Dylan mitizzato. Sempre. E ogni volta di più. Il suo
far impazzire i musicisti della band con cambi repentini di programma e di
scaletta e, fors'anche, di tonalità.
Dylan che non rilascia interviste, ma in Italia, c'è
qualcuno, che riesce a farsela concedere. E che intervista! Sembra quasi
vera.
Dylan e un'estate ad Acqui Terme e le discussioni
tanto infinite quanto inutili tra i dylaniani - capitanati da Gian Bezzato
dei Knotououse - e i fans di Cavallo Pazzo, Neil Young. E fiumi di birra
sotto qualche luna di passaggio nel cielo del Monferrato.
E Dylan che ha la crisi spirituale.
Dylan, Bob Dylan che scivola e si inciampa davanti al
Papa. E mezzo mondo che approva l'incontro. E noi altri che ci domandiamo
perché? Perché lo hai fatto Bob?
Dylan che è ancora lui. Dylan che è tornato, Dylan in
tour con una gran voglia di suonare. E di sorridere.
Dylan che io non ho mai visto dal vivo. Purtroppo.

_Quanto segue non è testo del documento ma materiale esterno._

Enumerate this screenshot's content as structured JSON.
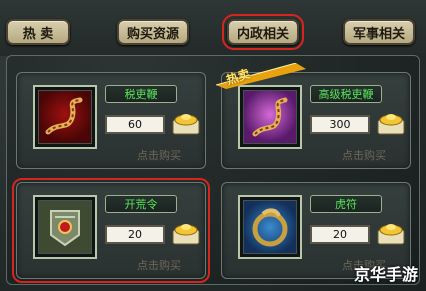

In Sony mi regalarono un accredito per un suo
concerto a Milano, avevo un amico che impazziva per Bob Dylan, lui non aveva
il biglietto, non aveva tanti soldi, a malincuore glielo cedetti.
Lui, il mio amico, poi mi ha ripagato con una serie
di cattiverie.
Che non vi dico. Chissà perché poi?
Insomma mi servirà da lezione - non regalerò mai più
un accredito di un concerto.
Dylan, Dylan, Dylan.
Bob Dylan che costringe quelli della security a
portargli sotto il palco del pubblico nuovo ogni sera, perché non ne può più
di vedere sempre le solite facce.
E poi, qualche tempo fa, quel cd nuovo, quello nuovo
con la copertina grigia e la scritta rossa, se non ricordo male.
'Suona da paura e ci sono tante canzoni notevoli'.
La penso proprio come il mio amico - e grande
chitarrista blues - Paolo Bonfanti.
Lui suona Dylan con amore infinito e una certa qual
misurata devozione.
Suona Dylan e poi gli scappa la mano e la voce si
colora di colori che non esistono in natura.
Non è facile suonare Dylan per un essere umano -
difatti la cover più bella l'ha realizzata Jimi Hendrix, che umano non era!-
, ma Paolo Bonfanti ha il blues nel sangue e, ne sono sicuro - ogni tanto
incontra di nascosto Dylan in qualche crocicchio e insieme giocano a dadi
con il diavolo.
Qualche giorno fa Paolo mi raccontato di una gustosa
leggenda locale che vuole Dylan venire in Italia in incognito in un luogo
situato - o meglio perduto - tra Pian dei Grilli e le Capanne di Marcarolo,
tra Ovada e Genova, e ci verrebbe perché innamorato di una fanciulla del
posto, forse addirittura una cameriera!
Ecco svelato l'arcano - ecco dove si incontrano, ecco
dove giocano a dadi con il Diavolaccio!
Dylan, Dylan, Bob Dylan che è qui da qualche parte,
perché i nostri vestiti sono intrisi della sua musica e delle sue parole.
Perché stasera siamo qui a raccontarci quanto ci ha
cambiato la vita.
Cantaci un'altra canzone vecchio caro Bob!
Un'altra carezza con quella tua voce, la voce più
vicina al rumore bianco della storia di tutto il circo del rock 'n' roll.
La voce di Bob Dylan. Il mio Bob Dylan.